Methods that require partial errors should use long-running operations, and the method should put partial failure information in the metadata message. The errors themselves must still be represented with a google.rpc.Status object.

Permission Denied

If the user does not have permission to access the resource or parent, regardless of whether or not it exists, the service must error with PERMISSION_DENIED (HTTP 403). Permission must be checked prior to checking if the resource or parent exists.

If the user does have proper permission, but the requested resource or parent does not exist, the service must error with NOT_FOUND (HTTP 404).

Rationale

Requiring ErrorInfo

ErrorInfo is required because it further identifies an error. With only approximately twenty available values for Status.status, it is difficult to disambiguate one error from another across an entire API Service.

Also, error messages often contain dynamic segments that express variable information, so there needs to be machine-readable component of every error response that enables clients to use such information programmatically.

LocalizedMessage

LocalizedMessage was selected as the location to present alternate error messages. This is desirable when clients need to display a crafted error message directly to end users. LocalizedMessage can be used with a static locale. This may seem misleading, but it allows the service to eventually localize without having to duplicate or move the error message, which would be a backwards incompatible change.

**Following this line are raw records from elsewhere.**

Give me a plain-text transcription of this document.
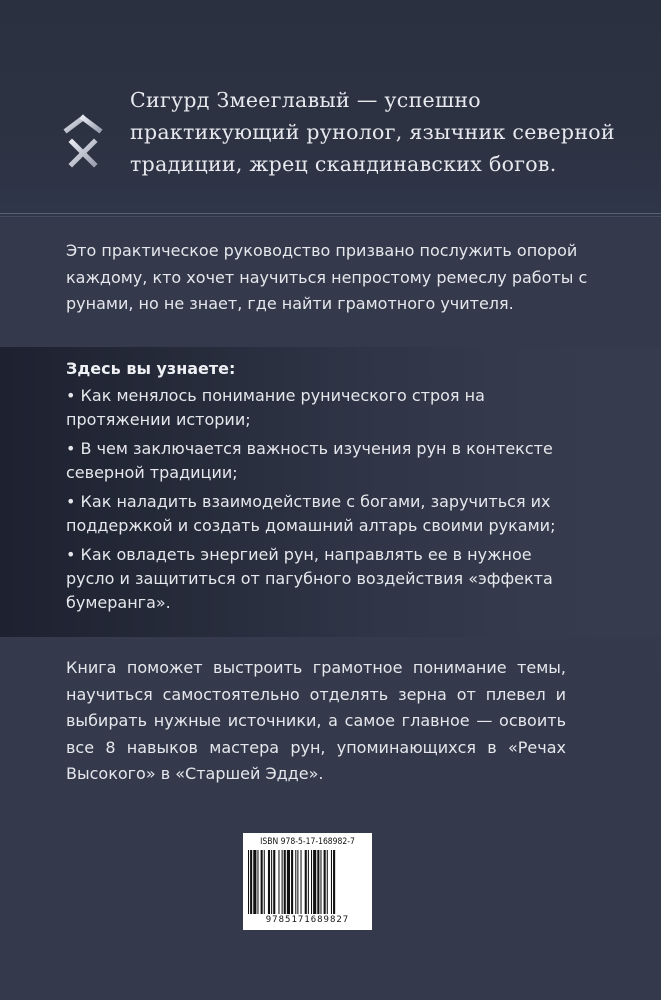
Сигурд Змееглавый — успешно практикующий рунолог, язычник северной традиции, жрец скандинавских богов.

Это практическое руководство призвано послужить опорой каждому, кто хочет научиться непростому ремеслу работы с рунами, но не знает, где найти грамотного учителя.

Здесь вы узнаете:
• Как менялось понимание рунического строя на протяжении истории;
• В чем заключается важность изучения рун в контексте северной традиции;
• Как наладить взаимодействие с богами, заручиться их поддержкой и создать домашний алтарь своими руками;
• Как овладеть энергией рун, направлять ее в нужное русло и защититься от пагубного воздействия «эффекта бумеранга».

Книга поможет выстроить грамотное понимание темы, научиться самостоятельно отделять зерна от плевел и выбирать нужные источники, а самое главное — освоить все 8 навыков мастера рун, упоминающихся в «Речах Высокого» в «Старшей Эдде».

ISBN 978-5-17-168982-7
9785171689827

Reasons to present the same error message in both locations include the following:

  • The service plans to localize either immediately or in the near future. See, "Localization".
  • This practice enables clients to find an error message consistently in one location, LocalizedMessaage.message, across all methods of the API Service.

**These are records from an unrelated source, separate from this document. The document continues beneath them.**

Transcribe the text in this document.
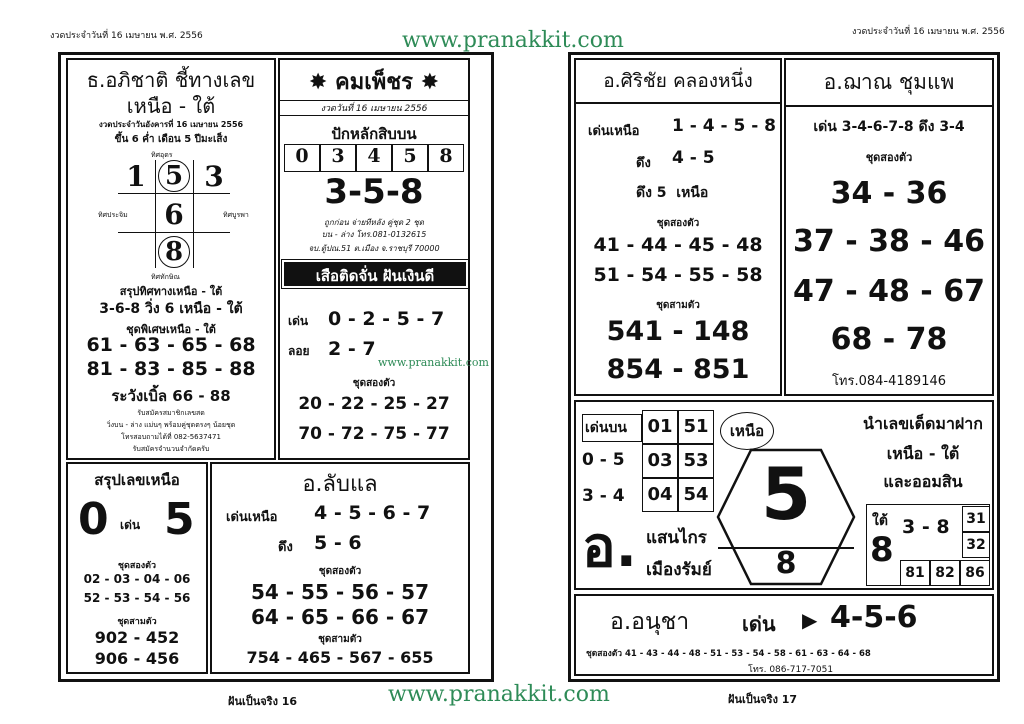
งวดประจำวันที่ 16 เมษายน พ.ศ. 2556	งวดประจำวันที่ 16 เมษายน พ.ศ. 2556
www.pranakkit.com
ธ.อภิชาติ ชี้ทางเลข
เหนือ - ใต้
งวดประจำวันอังคารที่ 16 เมษายน 2556
ขึ้น 6 ค่ำ เดือน 5 ปีมะเส็ง
ทิศอุดร
ทิศประจิม	ทิศบูรพา
ทิศทักษิณ
1 5 3
6
8
สรุปทิศทางเหนือ - ใต้
3-6-8 วิ่ง 6 เหนือ - ใต้
ชุดพิเศษเหนือ - ใต้
61 - 63 - 65 - 68
81 - 83 - 85 - 88
ระวังเบิ้ล 66 - 88
รับสมัครสมาชิกเลขสด
วิ่งบน - ล่าง แม่นๆ พร้อมคู่ชุดตรงๆ น้อยชุด
โทรสอบถามได้ที่ 082-5637471
รับสมัครจำนวนจำกัดครับ
✸ คมเพ็ชร ✸
งวดวันที่ 16 เมษายน 2556
ปักหลักสิบบน
0	3	4	5	8
3-5-8
ถูกก่อน จ่ายทีหลัง คู่ชุด 2 ชุด
บน - ล่าง โทร.081-0132615
จบ.ตู้ปณ.51 ต.เมือง จ.ราชบุรี 70000
เสือติดจั่น ฝันเงินดี
เด่น 0 - 2 - 5 - 7
ลอย 2 - 7
ชุดสองตัว
20 - 22 - 25 - 27
70 - 72 - 75 - 77
www.pranakkit.com
สรุปเลขเหนือ
0 เด่น 5
ชุดสองตัว
02 - 03 - 04 - 06
52 - 53 - 54 - 56
ชุดสามตัว
902 - 452
906 - 456
อ.ลับแล
เด่นเหนือ 4 - 5 - 6 - 7
ดึง 5 - 6
ชุดสองตัว
54 - 55 - 56 - 57
64 - 65 - 66 - 67
ชุดสามตัว
754 - 465 - 567 - 655
อ.ศิริชัย คลองหนึ่ง
เด่นเหนือ 1 - 4 - 5 - 8
ดึง 4 - 5
ดึง 5  เหนือ
ชุดสองตัว
41 - 44 - 45 - 48
51 - 54 - 55 - 58
ชุดสามตัว
541 - 148
854 - 851
อ.ฌาณ ชุมแพ
เด่น 3-4-6-7-8 ดึง 3-4
ชุดสองตัว
34 - 36
37 - 38 - 46
47 - 48 - 67
68 - 78
โทร.084-4189146
เด่นบน
0 - 5
3 - 4
01 51
03 53
04 54
เหนือ
5
8
อ. แสนไกร
เมืองรัมย์
นำเลขเด็ดมาฝาก
เหนือ - ใต้
และออมสิน
ใต้
8
3 - 8	31
32
81 82 86
อ.อนุชา	เด่น ▶ 4-5-6
ชุดสองตัว 41 - 43 - 44 - 48 - 51 - 53 - 54 - 58 - 61 - 63 - 64 - 68
โทร. 086-717-7051
ฝันเป็นจริง 16	www.pranakkit.com	ฝันเป็นจริง 17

Reasons to present an error message in LocalizedMessage.message that differs from Status.message include the following:

  • The service requires an end-user-facing error message that differs from the "debug message".
  • Ongoing, iterative error message improvements are expected.

Updating Status.message

Because Status.message is part of the API contract, avoid updating it entirely in favor of updating LocalizedMessage; for example, clients often perform string matches on the text to differentiate one error for another and even parse the error message to extract variables from dynamic segments.

Clients must only perform string matches if their only option for extracting dynamic information is the message itself. If structured data is present in metadata, the recommended practice is to key into that data instead.

Further reading

  • For which error codes to retry, see AIP-194.
  • For how to retry errors in client libraries, see AIP-4221.

Changelog

  • 2024-01-10: Incorporate guidance for writing effective messages.
  • 2023-05-17: Change the recommended language for Status.message to be the service's native language rather than English.
  • 2023-05-17: Specify requirements for changing error messages.
  • 2023-05-10: Require ErrorInfo for all error responses.
  • 2023-05-04: Require uniqueness by message type for error details.
  • 2022-11-04: Added guidance around PERMISSION_DENIED errors previously found in other AIPs.
  • 2022-08-12: Reworded/Simplified intro to add clarity to the intent.
  • 2020-01-22: Added a reference to the ErrorInfo message.
  • 2019-10-14: Added guidance restricting error message mutability to if there is a machine-readable identifier present.
  • 2019-09-23: Added guidance about error message strings being able to change.